Hard-won wisdom from real development:

  1. Never trust first solutions - The initial diagnosis is often wrong
  2. Research needs constraints - Unconstrained research leads to scope creep
  3. Tests are your safety net - Comprehensive tests allow fearless experimentation
  4. Subagents need shepherding - They don’t always pick the right approach
  5. Context is precious - One test run can consume 48K tokens
  6. Iteration is mandatory - One-shot prompts never work for real problems

The Unvarnished Truth

This session reveals what AI-assisted development actually looks like:

  • Multiple false starts and wrong approaches
  • Constant vigilance required to guide the AI
  • Test failures creating new test failures
  • Simple bugs taking an hour to fix properly
  • The developer talking to themselves at midnight

Yet despite the frustrations, the session also demonstrates the power: Claude correctly identified a regex issue that would have taken much longer to debug manually, and the comprehensive test suite caught every mistake before it could cause problems.

The Takeaway

AI-assisted development isn’t magic – it’s a new tool requiring new skills.
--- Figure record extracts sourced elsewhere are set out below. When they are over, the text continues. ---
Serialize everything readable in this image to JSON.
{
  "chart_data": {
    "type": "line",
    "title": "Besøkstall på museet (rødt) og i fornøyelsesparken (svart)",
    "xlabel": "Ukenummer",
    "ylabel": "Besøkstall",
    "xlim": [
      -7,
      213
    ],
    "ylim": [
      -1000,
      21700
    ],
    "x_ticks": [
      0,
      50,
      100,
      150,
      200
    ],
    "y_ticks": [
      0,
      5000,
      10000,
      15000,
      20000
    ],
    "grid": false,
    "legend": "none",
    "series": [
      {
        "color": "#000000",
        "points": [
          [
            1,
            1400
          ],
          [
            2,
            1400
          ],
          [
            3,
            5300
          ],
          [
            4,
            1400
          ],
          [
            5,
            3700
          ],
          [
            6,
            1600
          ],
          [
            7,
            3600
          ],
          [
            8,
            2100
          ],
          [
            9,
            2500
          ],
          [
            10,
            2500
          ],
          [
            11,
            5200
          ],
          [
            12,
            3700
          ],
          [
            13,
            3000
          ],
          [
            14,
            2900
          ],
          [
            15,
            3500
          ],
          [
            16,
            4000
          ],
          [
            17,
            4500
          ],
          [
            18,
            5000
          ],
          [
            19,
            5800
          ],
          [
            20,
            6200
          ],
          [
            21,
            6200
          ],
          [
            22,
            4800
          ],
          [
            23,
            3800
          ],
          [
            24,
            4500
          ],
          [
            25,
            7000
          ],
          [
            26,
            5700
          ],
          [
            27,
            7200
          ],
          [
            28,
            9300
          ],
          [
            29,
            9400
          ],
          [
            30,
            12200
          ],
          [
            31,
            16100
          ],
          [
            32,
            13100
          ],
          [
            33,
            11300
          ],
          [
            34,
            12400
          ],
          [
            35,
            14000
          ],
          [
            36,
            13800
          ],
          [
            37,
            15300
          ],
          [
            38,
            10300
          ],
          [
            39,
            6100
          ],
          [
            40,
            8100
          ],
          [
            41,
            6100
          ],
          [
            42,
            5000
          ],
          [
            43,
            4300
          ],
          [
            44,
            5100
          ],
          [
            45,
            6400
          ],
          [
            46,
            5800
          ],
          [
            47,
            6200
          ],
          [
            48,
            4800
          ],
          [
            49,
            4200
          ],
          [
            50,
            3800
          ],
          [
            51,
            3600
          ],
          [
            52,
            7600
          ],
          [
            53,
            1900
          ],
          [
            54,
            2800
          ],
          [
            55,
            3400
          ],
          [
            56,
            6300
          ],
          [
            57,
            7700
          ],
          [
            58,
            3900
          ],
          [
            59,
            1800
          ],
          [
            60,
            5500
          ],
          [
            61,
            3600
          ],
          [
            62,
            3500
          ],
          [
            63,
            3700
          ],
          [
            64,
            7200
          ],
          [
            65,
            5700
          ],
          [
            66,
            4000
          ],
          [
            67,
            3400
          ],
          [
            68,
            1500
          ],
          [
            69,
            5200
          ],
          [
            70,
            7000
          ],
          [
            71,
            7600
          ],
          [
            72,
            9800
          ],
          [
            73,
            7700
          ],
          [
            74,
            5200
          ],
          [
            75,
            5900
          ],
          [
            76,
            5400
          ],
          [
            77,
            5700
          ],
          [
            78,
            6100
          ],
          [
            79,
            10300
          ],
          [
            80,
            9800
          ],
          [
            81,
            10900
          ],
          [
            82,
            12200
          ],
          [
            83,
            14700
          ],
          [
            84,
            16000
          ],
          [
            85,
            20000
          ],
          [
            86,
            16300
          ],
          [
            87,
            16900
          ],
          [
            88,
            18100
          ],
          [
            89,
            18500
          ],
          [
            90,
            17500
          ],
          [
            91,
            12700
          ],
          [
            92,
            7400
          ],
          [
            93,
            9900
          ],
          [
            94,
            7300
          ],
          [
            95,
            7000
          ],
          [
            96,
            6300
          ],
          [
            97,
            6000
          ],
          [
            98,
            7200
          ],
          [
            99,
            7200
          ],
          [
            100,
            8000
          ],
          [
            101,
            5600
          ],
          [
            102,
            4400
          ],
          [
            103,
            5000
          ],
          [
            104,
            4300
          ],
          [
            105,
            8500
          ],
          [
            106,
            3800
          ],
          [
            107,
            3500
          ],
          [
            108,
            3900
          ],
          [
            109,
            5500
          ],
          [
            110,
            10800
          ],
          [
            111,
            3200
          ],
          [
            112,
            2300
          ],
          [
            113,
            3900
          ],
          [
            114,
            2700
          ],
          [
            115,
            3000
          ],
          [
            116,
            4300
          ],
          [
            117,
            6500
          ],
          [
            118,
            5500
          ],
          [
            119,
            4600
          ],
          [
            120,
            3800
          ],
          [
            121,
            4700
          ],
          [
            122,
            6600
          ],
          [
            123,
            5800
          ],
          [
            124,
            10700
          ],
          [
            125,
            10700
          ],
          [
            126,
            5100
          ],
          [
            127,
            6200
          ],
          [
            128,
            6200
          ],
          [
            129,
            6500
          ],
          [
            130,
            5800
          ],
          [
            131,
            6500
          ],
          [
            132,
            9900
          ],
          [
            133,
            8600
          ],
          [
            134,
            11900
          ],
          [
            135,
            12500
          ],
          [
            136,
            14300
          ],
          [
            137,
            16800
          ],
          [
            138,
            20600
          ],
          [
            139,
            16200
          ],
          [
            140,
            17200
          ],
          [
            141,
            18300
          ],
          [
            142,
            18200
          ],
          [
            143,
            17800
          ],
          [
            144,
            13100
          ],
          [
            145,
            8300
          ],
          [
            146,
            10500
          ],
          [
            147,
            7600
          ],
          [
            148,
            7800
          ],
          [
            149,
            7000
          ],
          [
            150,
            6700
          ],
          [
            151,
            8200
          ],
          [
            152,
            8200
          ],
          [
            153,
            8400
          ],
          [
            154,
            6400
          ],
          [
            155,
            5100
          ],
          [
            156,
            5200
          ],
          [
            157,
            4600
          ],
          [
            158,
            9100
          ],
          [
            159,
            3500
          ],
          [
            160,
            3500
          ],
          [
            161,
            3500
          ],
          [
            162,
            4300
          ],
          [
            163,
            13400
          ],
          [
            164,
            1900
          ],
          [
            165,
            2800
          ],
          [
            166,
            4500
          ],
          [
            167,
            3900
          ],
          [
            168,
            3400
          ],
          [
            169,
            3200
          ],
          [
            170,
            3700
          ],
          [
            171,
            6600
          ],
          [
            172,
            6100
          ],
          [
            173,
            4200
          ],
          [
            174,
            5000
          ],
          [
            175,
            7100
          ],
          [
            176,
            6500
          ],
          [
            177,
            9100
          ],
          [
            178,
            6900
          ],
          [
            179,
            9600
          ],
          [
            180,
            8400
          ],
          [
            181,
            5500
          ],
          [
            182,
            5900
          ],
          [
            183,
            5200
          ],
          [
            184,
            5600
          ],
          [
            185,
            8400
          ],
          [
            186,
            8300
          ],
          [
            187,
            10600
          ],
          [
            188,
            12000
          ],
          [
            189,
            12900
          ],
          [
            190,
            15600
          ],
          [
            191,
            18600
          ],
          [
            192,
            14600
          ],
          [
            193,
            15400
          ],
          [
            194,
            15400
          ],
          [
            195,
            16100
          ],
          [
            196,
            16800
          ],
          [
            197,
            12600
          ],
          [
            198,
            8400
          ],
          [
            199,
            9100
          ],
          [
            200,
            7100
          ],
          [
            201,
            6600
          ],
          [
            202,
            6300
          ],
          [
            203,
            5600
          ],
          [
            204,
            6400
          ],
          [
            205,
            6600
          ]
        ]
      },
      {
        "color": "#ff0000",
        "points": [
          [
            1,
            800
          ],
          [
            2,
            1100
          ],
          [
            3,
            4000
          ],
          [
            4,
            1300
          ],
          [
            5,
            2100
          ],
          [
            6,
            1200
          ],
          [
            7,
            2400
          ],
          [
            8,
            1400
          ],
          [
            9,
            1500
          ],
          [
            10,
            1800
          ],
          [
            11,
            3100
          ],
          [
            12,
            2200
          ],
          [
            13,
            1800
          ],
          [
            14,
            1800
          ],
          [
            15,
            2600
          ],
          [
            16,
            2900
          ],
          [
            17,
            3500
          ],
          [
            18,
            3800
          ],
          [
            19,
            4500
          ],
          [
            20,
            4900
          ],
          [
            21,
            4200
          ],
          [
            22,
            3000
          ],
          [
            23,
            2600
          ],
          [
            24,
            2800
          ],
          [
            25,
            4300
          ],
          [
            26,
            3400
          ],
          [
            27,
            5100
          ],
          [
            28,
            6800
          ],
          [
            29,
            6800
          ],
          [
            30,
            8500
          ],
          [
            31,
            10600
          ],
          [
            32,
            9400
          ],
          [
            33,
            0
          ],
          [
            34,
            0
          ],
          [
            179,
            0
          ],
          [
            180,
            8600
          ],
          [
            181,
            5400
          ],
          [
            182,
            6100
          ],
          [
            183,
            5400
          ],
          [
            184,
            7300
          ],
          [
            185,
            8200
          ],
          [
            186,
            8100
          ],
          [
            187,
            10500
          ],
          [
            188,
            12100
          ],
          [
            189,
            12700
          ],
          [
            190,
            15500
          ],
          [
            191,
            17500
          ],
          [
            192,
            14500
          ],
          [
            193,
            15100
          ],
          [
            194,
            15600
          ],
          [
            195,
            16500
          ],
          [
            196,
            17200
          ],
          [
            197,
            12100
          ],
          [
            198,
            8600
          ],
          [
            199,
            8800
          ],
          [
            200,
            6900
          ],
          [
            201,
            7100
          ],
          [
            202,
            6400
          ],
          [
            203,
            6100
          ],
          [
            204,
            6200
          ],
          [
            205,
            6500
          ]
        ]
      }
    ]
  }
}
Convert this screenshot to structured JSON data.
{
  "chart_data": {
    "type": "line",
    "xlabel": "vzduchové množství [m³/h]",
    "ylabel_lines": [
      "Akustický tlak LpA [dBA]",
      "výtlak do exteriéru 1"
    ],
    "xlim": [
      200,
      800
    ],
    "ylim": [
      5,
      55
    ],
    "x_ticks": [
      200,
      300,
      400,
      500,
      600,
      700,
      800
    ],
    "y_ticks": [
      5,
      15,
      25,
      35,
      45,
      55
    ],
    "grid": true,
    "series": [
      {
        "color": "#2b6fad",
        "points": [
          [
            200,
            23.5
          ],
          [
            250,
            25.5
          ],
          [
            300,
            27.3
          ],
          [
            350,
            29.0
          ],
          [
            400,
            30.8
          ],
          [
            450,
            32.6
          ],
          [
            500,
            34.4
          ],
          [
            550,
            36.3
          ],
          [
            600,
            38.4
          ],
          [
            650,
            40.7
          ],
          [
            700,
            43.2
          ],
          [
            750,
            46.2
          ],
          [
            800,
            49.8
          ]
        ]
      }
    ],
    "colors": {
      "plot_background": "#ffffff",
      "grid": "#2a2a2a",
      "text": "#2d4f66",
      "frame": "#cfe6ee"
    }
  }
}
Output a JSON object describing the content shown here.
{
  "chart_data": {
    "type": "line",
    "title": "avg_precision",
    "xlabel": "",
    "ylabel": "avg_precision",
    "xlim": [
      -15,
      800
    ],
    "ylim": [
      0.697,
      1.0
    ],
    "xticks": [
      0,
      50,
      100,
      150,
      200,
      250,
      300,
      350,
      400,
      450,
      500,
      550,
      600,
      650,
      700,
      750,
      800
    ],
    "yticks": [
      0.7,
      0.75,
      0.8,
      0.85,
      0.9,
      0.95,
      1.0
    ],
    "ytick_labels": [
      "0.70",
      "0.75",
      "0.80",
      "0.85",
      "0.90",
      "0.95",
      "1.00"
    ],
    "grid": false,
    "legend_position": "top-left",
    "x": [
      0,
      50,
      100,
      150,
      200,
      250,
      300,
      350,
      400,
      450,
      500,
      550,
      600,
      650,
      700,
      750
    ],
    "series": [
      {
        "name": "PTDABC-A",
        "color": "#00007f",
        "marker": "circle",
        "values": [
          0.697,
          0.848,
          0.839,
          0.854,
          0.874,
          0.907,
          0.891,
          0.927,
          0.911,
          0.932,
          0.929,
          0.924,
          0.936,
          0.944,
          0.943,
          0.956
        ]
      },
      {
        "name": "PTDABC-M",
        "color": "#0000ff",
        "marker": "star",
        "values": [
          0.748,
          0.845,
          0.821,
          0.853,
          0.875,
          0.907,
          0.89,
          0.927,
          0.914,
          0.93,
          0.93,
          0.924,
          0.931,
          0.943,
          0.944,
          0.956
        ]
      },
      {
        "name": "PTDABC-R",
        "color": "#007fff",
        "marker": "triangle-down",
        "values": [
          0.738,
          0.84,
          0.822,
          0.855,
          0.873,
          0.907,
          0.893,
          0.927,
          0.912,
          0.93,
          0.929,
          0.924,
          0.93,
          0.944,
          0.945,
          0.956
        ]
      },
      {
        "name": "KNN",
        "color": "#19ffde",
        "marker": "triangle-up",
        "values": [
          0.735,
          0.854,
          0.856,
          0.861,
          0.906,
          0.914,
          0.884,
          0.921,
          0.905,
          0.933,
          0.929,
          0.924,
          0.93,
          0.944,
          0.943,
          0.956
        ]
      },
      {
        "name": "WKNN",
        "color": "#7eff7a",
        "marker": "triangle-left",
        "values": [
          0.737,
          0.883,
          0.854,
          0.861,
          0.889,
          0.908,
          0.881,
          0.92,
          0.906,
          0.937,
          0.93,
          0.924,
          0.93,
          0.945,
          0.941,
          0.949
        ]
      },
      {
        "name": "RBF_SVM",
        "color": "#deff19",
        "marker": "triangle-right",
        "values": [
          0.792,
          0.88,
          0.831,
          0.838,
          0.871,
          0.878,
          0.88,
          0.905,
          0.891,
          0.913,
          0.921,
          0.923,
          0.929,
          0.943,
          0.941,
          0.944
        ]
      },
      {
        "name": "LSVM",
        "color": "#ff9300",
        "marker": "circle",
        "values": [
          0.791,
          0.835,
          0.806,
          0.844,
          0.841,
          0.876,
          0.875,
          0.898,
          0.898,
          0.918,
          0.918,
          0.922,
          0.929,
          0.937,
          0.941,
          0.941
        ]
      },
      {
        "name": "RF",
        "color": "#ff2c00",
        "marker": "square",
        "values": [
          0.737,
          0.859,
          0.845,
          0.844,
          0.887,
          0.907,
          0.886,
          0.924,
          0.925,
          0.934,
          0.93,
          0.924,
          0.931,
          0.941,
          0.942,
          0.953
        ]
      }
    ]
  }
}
This raw footage shows both the potential and the pitfalls, the efficiency gains and the friction points. It’s messy, iterative, and sometimes frustrating, but it’s also the future of software development.

The session ends incomplete, with test failures still unresolved – a fitting metaphor for the current state of AI-assisted development: powerful but imperfect, requiring human judgment and patience to reach its potential.